(Bloomberg) -- Former Treasury Secretary Lawrence Summers sees a risk of the Federal Reserve needing to boost interest rates to 6% or higher to bring inflation under control, given a US economy that is still running strong.

“I’m moving upwards my view on the possibilities for the terminal rate,” Summers told Bloomberg Television’s “Wall Street Week” with David Westin, referring to the end-point for the Fed’s rate-hiking campaign. “It’s not what I would expect but it would not surprise me if the terminal rate reached 6 or more,” he said.

Fed Chair Jerome Powell and his colleagues on Wednesday boosted their target for the federal funds rate to a 3.75% to 4% range. Powell said in his press conference that policymakers may need to lift the rate past the 4.6% level that was referenced in the Fed’s September projections for next year -- though he stopped short of specifying any new peak.

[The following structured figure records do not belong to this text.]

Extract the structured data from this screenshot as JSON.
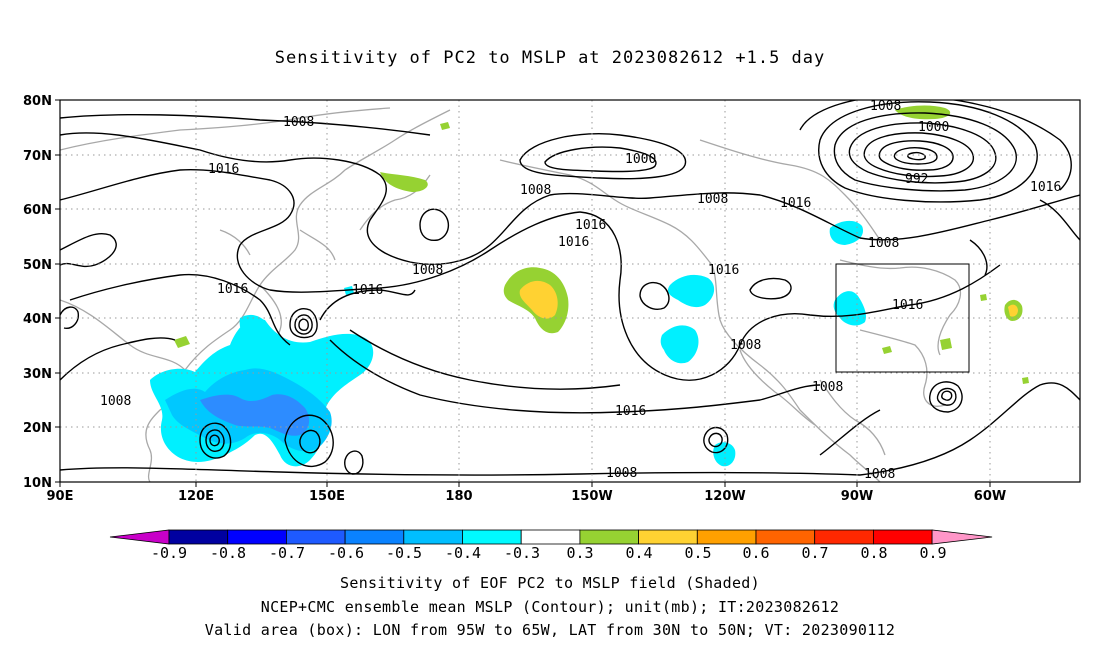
{
  "title": "Sensitivity of PC2 to MSLP at 2023082612 +1.5 day",
  "map": {
    "lat_labels": [
      "80N",
      "70N",
      "60N",
      "50N",
      "40N",
      "30N",
      "20N",
      "10N"
    ],
    "lon_labels": [
      "90E",
      "120E",
      "150E",
      "180",
      "150W",
      "120W",
      "90W",
      "60W"
    ],
    "contour_labels": [
      "1008",
      "1016",
      "1000",
      "1008",
      "1008",
      "1016",
      "1016",
      "1008",
      "1016",
      "1016",
      "1008",
      "1000",
      "992",
      "1016",
      "1008",
      "1016",
      "1016",
      "1008",
      "1008",
      "1016",
      "1008",
      "1008",
      "1008"
    ],
    "box": "Valid area box: LON 95W-65W, LAT 30N-50N"
  },
  "colorbar": {
    "labels": [
      "-0.9",
      "-0.8",
      "-0.7",
      "-0.6",
      "-0.5",
      "-0.4",
      "-0.3",
      "0.3",
      "0.4",
      "0.5",
      "0.6",
      "0.7",
      "0.8",
      "0.9"
    ],
    "colors": [
      "#c800c8",
      "#0000a0",
      "#0000ff",
      "#1e5aff",
      "#0a82ff",
      "#00beff",
      "#00faff",
      "#ffffff",
      "#96d232",
      "#ffd232",
      "#ffa000",
      "#ff6400",
      "#ff2800",
      "#ff0000",
      "#ff96c8"
    ]
  },
  "captions": [
    "Sensitivity of EOF PC2 to MSLP field (Shaded)",
    "NCEP+CMC ensemble mean MSLP (Contour); unit(mb); IT:2023082612",
    "Valid area (box): LON from 95W to 65W, LAT from 30N to 50N; VT: 2023090112"
  ],
  "colors": {
    "cyan": "#00f0ff",
    "lightblue": "#00c8ff",
    "blue": "#2d8cff",
    "green": "#96d232",
    "yellow": "#ffd232",
    "coast": "#a8a8a8"
  }
}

Nomura Holdings Inc. currently has the highest forecast for the Fed’s peak rate in Bloomberg surveys, at a 5.5% to 5.75% range for May of next year.

Summers, now a Harvard University professor and a paid contributor to Bloomberg Television, said that the October jobs report published earlier Friday underscored that “still, the economy is looking quite strong.” 

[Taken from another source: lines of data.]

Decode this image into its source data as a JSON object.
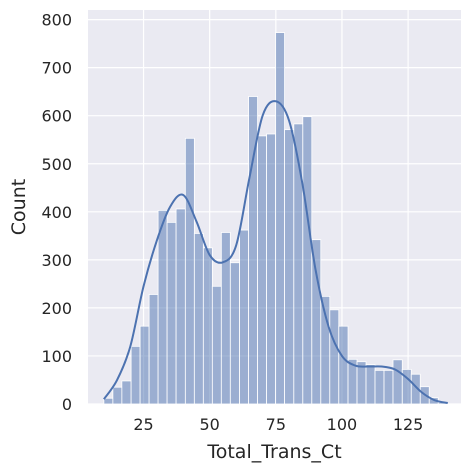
{
  "colors": {
    "plot_background": "#eaeaf2",
    "grid": "#ffffff",
    "bar_fill": "#4c72b0",
    "bar_opacity": 0.5,
    "kde_line": "#4c72b0"
  },
  "chart_data": {
    "type": "bar",
    "subtype": "histogram-with-kde",
    "title": "",
    "xlabel": "Total_Trans_Ct",
    "ylabel": "Count",
    "xlim": [
      4,
      145
    ],
    "ylim": [
      0,
      820
    ],
    "xticks": [
      25,
      50,
      75,
      100,
      125
    ],
    "yticks": [
      0,
      100,
      200,
      300,
      400,
      500,
      600,
      700,
      800
    ],
    "grid": true,
    "bin_edges": [
      10,
      13.4,
      16.8,
      20.3,
      23.7,
      27.1,
      30.5,
      33.9,
      37.3,
      40.8,
      44.2,
      47.6,
      51,
      54.4,
      57.8,
      61.3,
      64.7,
      68.1,
      71.5,
      74.9,
      78.3,
      81.8,
      85.2,
      88.6,
      92,
      95.4,
      98.8,
      102.3,
      105.7,
      109.1,
      112.5,
      115.9,
      119.3,
      122.8,
      126.2,
      129.6,
      133,
      136.4,
      139.8
    ],
    "counts": [
      12,
      35,
      48,
      120,
      162,
      228,
      403,
      378,
      406,
      553,
      355,
      325,
      245,
      357,
      294,
      362,
      640,
      558,
      562,
      773,
      571,
      583,
      598,
      342,
      224,
      196,
      162,
      93,
      88,
      82,
      70,
      70,
      92,
      72,
      62,
      36,
      13,
      3
    ],
    "kde": {
      "x": [
        10,
        15,
        20,
        25,
        30,
        35,
        40,
        45,
        50,
        55,
        60,
        65,
        70,
        75,
        80,
        85,
        90,
        95,
        100,
        105,
        110,
        115,
        120,
        125,
        130,
        135,
        140
      ],
      "y": [
        10,
        50,
        120,
        245,
        340,
        410,
        435,
        380,
        310,
        295,
        330,
        470,
        600,
        630,
        590,
        460,
        280,
        160,
        100,
        80,
        78,
        78,
        72,
        52,
        25,
        8,
        2
      ]
    }
  }
}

“The good news is the economy looking robust, the bad news is not much evidence of inflation restraint yet in train,” Summers said.

The former Treasury chief also blasted analysts arguing that most of the inflation the US is now seeing is a result of disruptions on the supply side of the economy -- which the Fed cannot directly address through rate hikes -- and not the demand side -- which is more directly influenced by the borrowing costs that monetary policymakers oversee.

Mark Zandi, the chief economist at Moody’s Analytics, has calculated that almost 60% of the 8.2% annual increase in the consumer price index in October was due to “supply-side drivers,” with only 28% identifiable as propelled by the demand side.

“I have to respectfully say that I can’t really see a lot of logic in the views that Zandi and those like him are expressing,” Summers said. “The people who push the supply-side arguments are kind of analytically confused.”

Summers highlighted that nominal gross domestic product, which is unadjusted for inflation, has surged. This showcases that price pressures have been demand driven, he said.

“The way you tell a supply shock from a demand shock: both of them raise prices, but when there’s a supply shock, quantity falls. When there’s a demand shock, output is strong, and output has been very strong,” Summers said.